Which brings me to Scroogled. Yes, that’s right:
A campaign recently launched by Bing to educate the average consumer about what Google has done with their shopping site. To get a general idea – check out: T’was the story of Scroogled and Are you getting Scroogled?
Here Bing is essentially attacking Google over its shift to a pay-to-play shopping search model. With a start of October 17th merchants had no other choice but to pay in order to “play” or appear in the search engine within the US (said to go international to select countries in February 2013). Payment is decided upon the number of clicks and the amount the merchant is willing to pay for a click. So, if a merchant is bidding a higher amount, the ad (yes ad) is more likely to appear first on the SERP (assuming that the keywords are relevant to the search query). But what if the merchant is not bidding at all?

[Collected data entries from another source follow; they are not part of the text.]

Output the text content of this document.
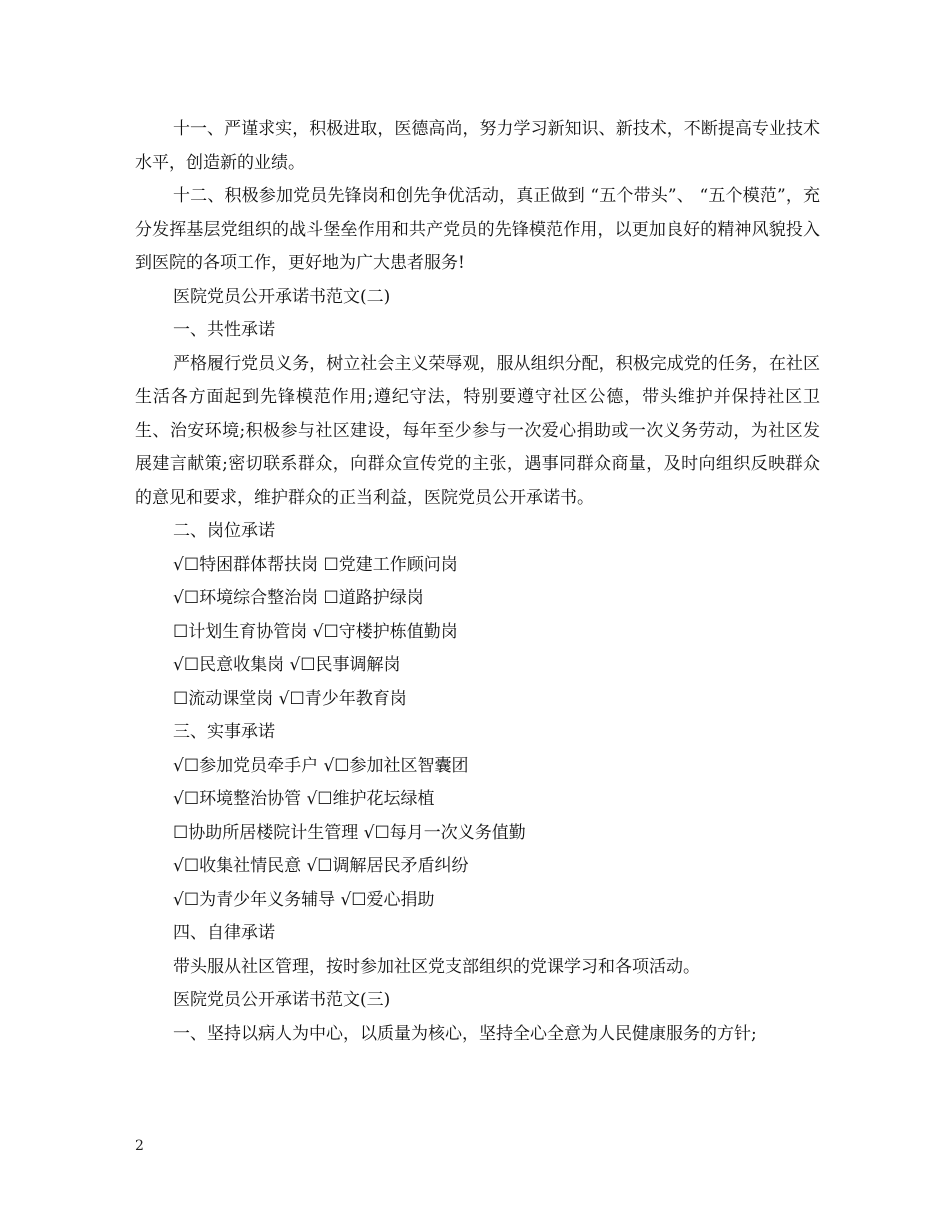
十一、严谨求实，积极进取，医德高尚，努力学习新知识、新技术，不断提高专业技术水平，创造新的业绩。

十二、积极参加党员先锋岗和创先争优活动，真正做到 “五个带头”、 “五个模范”，充分发挥基层党组织的战斗堡垒作用和共产党员的先锋模范作用，以更加良好的精神风貌投入到医院的各项工作，更好地为广大患者服务!

医院党员公开承诺书范文(二)

一、共性承诺

严格履行党员义务，树立社会主义荣辱观，服从组织分配，积极完成党的任务，在社区生活各方面起到先锋模范作用;遵纪守法，特别要遵守社区公德，带头维护并保持社区卫生、治安环境;积极参与社区建设，每年至少参与一次爱心捐助或一次义务劳动，为社区发展建言献策;密切联系群众，向群众宣传党的主张，遇事同群众商量，及时向组织反映群众的意见和要求，维护群众的正当利益，医院党员公开承诺书。

二、岗位承诺

√☐特困群体帮扶岗 ☐党建工作顾问岗

√☐环境综合整治岗 ☐道路护绿岗

☐计划生育协管岗 √☐守楼护栋值勤岗

√☐民意收集岗 √☐民事调解岗

☐流动课堂岗 √☐青少年教育岗

三、实事承诺

√☐参加党员牵手户 √☐参加社区智囊团

√☐环境整治协管 √☐维护花坛绿植

☐协助所居楼院计生管理 √☐每月一次义务值勤

√☐收集社情民意 √☐调解居民矛盾纠纷

√☐为青少年义务辅导 √☐爱心捐助

四、自律承诺

带头服从社区管理，按时参加社区党支部组织的党课学习和各项活动。

医院党员公开承诺书范文(三)

一、坚持以病人为中心，以质量为核心，坚持全心全意为人民健康服务的方针;

2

Which is exactly what Scroogled is all about and what the concerns were back in May 2012 when Google announced it’s paid inclusion shopping model.
Questions arose such as: If all merchants weren’t bidding then weren’t shopping results going to be skewed? Is there suddenly a bias to Google search engine results pages? Would merchants have to increase the product price to make up for the new pay-to-play model? And what about previous comments made by Google founders Sergey Brin and Larry Page?
“In general, it could be argued from the consumer point of view that the better the search engine is, the fewer advertisements will be needed for the consumer to find what they want.”
“Furthermore, advertising income often provides an incentive to provide poor quality search results.”
Not to mention that later, many found that Google shopping did not increase the user experience as origionaly promised but seemed to become one giant mess.
So, essentially what I am getting at here – is it’s not really a big surprise that Bing decided to jump on this opportunity to knock Google. The reality of Bing’s Scroogled campaign however, is that Bing isn’t in the right either. The truth is, Bing hardly has the right to be lecturing Google about poor disclosure and it’s pay-to-play policy. In fact, Bing gets it’s own shopping search products from shopping.com and in order to be listed on shopping.com the merchant must agree to pay. So is Bing actually much better than Google?
You decide. In the mean time, good luck with your holiday shopping.